CoreData’s Q3 Investor Sentiment Research shows that high net worth individuals (HNWIs) are hesitant to invest more in risky assets, especially international equities, in the short term. As the pace of economic recovery has been stalled by a second wave of COVID-19, investors are becoming increasingly sceptical about the sustainability of stock market growth that has been turbocharged by massive fiscal policy support and considerable liquidity.
The strong and quick rally of the stock market in the second quarter has slowed in the third quarter. The ASX200 has been flirting around the 6000 points mark for a few months and the Dow retreated below its 50-day moving average in September.
Equities have become less of a bargain compared to the March trough. The volatility index, or VIX, measuring near-term market volatility, is an indicator commonly used to track market fear. The higher the VIX, the more volatile the market is expected be the next 30 days. As shown in Chart 1, between the ASX 200’s high on February 20, 2020, and its low on March 23, 2020, the VIX spiked from 12.4 per cent to 53.1 per cent. Even though it has dropped to around 20 per cent in Q3 from its high, it is still high relative to its pre-COVID level.
At this juncture, when central banks have shifted away from the mindset of “whatever it takes” and real economic conditions do not seem to support the anticipated “V” shaped recovery that the market rally has been based on, the market may be perceived as being at greater risk of falling.
Cash is getting increasingly unattractive
Investment markets reward risk taking, but risks can change dramatically as new signals emerge unexpectedly. Our Q3 HNW research found that those investors who have chosen to bear high risk and exploit the market downturn, more likely being the wealthy than the mass, are satisfied with their investment. But investment intention for Q4 is low even for these investors who are happy about their current investment.
Cashing out could be a solution when weakening fundamentals and economic conditions do not seem to support equity valuations, but more HNWIs have started to find cash unattractive due to the increasing opportunity cost of holding it to protect downside risk.
Cautious investors who have already cashed out and been waiting on the sideline face a dilemma in an environment where low interest rates are the status quo, and may even face further downward pressure.
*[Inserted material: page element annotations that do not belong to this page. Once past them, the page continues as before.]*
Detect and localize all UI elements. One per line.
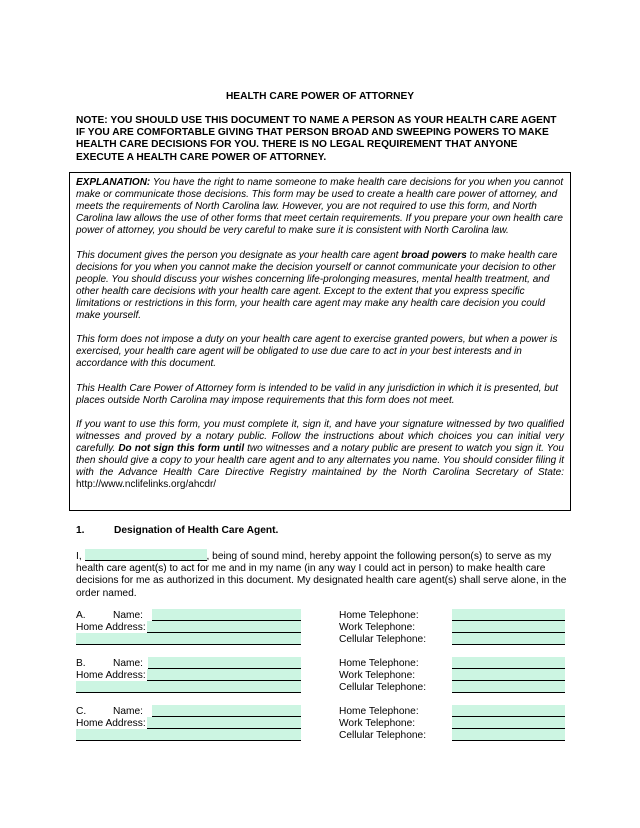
explanation-paragraph-2 <box>76 250 564 323</box>
agent-a-address-field-1[interactable] <box>147 621 301 633</box>
agent-a-letter: A. <box>76 610 86 621</box>
agent-b-name-label: Name: <box>113 658 144 669</box>
agent-b-cell-tel-label: Cellular Telephone: <box>339 682 427 693</box>
registry-link[interactable]: http://www.nclifelinks.org/ahcdr/ <box>76 479 217 491</box>
principal-name-field[interactable] <box>85 549 207 561</box>
agent-b-home-tel-label: Home Telephone: <box>339 658 419 669</box>
section-number: 1. <box>76 525 85 536</box>
explanation-box <box>69 172 571 511</box>
explanation-lead: EXPLANATION: <box>76 177 151 188</box>
agent-b-name-field[interactable] <box>148 657 301 669</box>
agent-b-address-label: Home Address: <box>76 670 146 681</box>
agent-b-address-field-2[interactable] <box>76 681 301 693</box>
agent-b-letter: B. <box>76 658 86 669</box>
note-paragraph: NOTE: YOU SHOULD USE THIS DOCUMENT TO NAME A PERSON AS YOUR HEALTH CARE AGENT IF YOU ARE COMFORTABLE GIVING THAT PERSON BROAD AND SWEEPING POWERS TO MAKE HEALTH CARE DECISIONS FOR YOU. THERE IS NO LEGAL REQUIREMENT THAT ANYONE EXECUTE A HEALTH CARE POWER OF ATTORNEY. <box>76 115 557 163</box>
document-title: HEALTH CARE POWER OF ATTORNEY <box>225 91 415 102</box>
agent-c-address-label: Home Address: <box>76 718 146 729</box>
agent-b-home-tel-field[interactable] <box>452 657 565 669</box>
explanation-paragraph-5 <box>76 419 564 492</box>
explanation-text-2b: to make health care decisions for you when you cannot make the decision yourself or cannot communicate your decision to other people. You should discuss your wishes concerning life-prolonging measures, mental health treatment, and other health care decisions with your health care agent. Except to the extent that you express specific limitations or restrictions in this form, your health care agent may make any health care decision you could make yourself. <box>76 249 558 322</box>
agent-b-work-tel-field[interactable] <box>452 669 565 681</box>
do-not-sign-emphasis: Do not sign this form until <box>118 443 245 455</box>
agent-c-address-field-1[interactable] <box>147 717 301 729</box>
agent-c-cell-tel-field[interactable] <box>452 729 565 741</box>
agent-c-address-field-2[interactable] <box>76 729 301 741</box>
agent-c-home-tel-field[interactable] <box>452 705 565 717</box>
agent-a-cell-tel-label: Cellular Telephone: <box>339 634 427 645</box>
agent-a-home-tel-field[interactable] <box>452 609 565 621</box>
agent-c-letter: C. <box>76 706 87 717</box>
agent-b-address-field-1[interactable] <box>147 669 301 681</box>
agent-a-cell-tel-field[interactable] <box>452 633 565 645</box>
explanation-text-5a: If you want to use this form, you must complete it, sign it, and have your signature witnessed by two qualified witnesses and proved by a notary public. Follow the instructions about which choices you can initial very carefully. <box>76 418 564 455</box>
section-title: Designation of Health Care Agent. <box>114 525 279 536</box>
explanation-text-1: You have the right to name someone to make health care decisions for you when you cannot make or communicate those decisions. This form may be used to create a health care power of attorney, and meets the requirements of North Carolina law. However, you are not required to use this form, and North Carolina law allows the use of other forms that meet certain requirements. If you prepare your own health care power of attorney, you should be very careful to make sure it is consistent with North Carolina law. <box>76 177 564 237</box>
designation-intro: I, <box>76 551 82 562</box>
agent-c-name-label: Name: <box>113 706 144 717</box>
agent-a-work-tel-label: Work Telephone: <box>339 622 416 633</box>
broad-powers-emphasis: broad powers <box>401 249 467 261</box>
agent-a-name-field[interactable] <box>152 609 301 621</box>
designation-text: , being of sound mind, hereby appoint the following person(s) to serve as my health care agent(s) to act for me and in my name (in any way I could act in person) to make health care decisions for me as authorized in this document. My designated health care agent(s) shall serve alone, in the order named. <box>76 551 567 599</box>
explanation-paragraph-3: This form does not impose a duty on your health care agent to exercise granted powers, but when a power is exercised, your health care agent will be obligated to use due care to act in your best interests and in accordance with this document. <box>76 334 558 370</box>
agent-a-address-label: Home Address: <box>76 622 146 633</box>
agent-a-work-tel-field[interactable] <box>452 621 565 633</box>
explanation-paragraph-4: This Health Care Power of Attorney form is intended to be valid in any jurisdiction in which it is presented, but places outside North Carolina may impose requirements that this form does not meet. <box>76 382 559 406</box>
agent-b-cell-tel-field[interactable] <box>452 681 565 693</box>
agent-c-work-tel-field[interactable] <box>452 717 565 729</box>
agent-a-home-tel-label: Home Telephone: <box>339 610 419 621</box>
agent-a-name-label: Name: <box>113 610 144 621</box>
agent-c-work-tel-label: Work Telephone: <box>339 718 416 729</box>
agent-b-work-tel-label: Work Telephone: <box>339 670 416 681</box>
explanation-text-5b: two witnesses and a notary public are present to watch you sign it. You then should give a copy to your health care agent and to any alternates you name. You should consider filing it with the Advance Health Care Directive Registry maintained by the North Carolina Secretary of State: <box>76 443 564 479</box>
explanation-text-2a: This document gives the person you designate as your health care agent <box>76 249 402 261</box>
explanation-paragraph-1 <box>76 177 564 237</box>
agent-a-address-field-2[interactable] <box>76 633 301 645</box>
agent-c-home-tel-label: Home Telephone: <box>339 706 419 717</box>
agent-c-name-field[interactable] <box>152 705 301 717</box>
designation-paragraph <box>76 549 568 600</box>
agent-c-cell-tel-label: Cellular Telephone: <box>339 730 427 741</box>
section-1-heading <box>76 525 278 536</box>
According to our Q3 HNW research, 44.9 per cent of HNWIs want to reallocate their cash holdings to other investment classes. But there seem to be limited alternatives.
Where to find real value?
Chart 2 compares the Dow Jones Commodity index with the Dow Jones Industrial Average index over the past 10 years. The dynamics of demand and supply that determine commodity prices are complex, but the widening gap between commodity prices and stock prices signals stocks’ relatively overvalued prices.
Given that expansionary monetary policies and fiscal policies have been set to encourage inflation, most (68.7 per cent) of HNW investors expect so-called safe-haven assets such as gold to perform better in Q4, despite its already soaring price. But despite their expectation, not many investors intend to actually invest in gold.
Commodities provide a good hedge against inflation, and exhibit lower correlation with the US stock market compared to correlations between equity markets worldwide. But investing in commodities simply because of their relatively attractive price is risky. The bitter memory of commodity price speculation is still fresh for many Chinese individual investors who bought Bank of China’s Crude Oil Futures – a structured derivative product – and suffered mass losses when oil futures collapsed to the negative territory in April.
It is increasingly challenging to find a real rate of return in a fragile investment environment. Investors really need to have a clear understanding of what they are getting into. Perhaps in this sense, their hesitation is not a bad thing.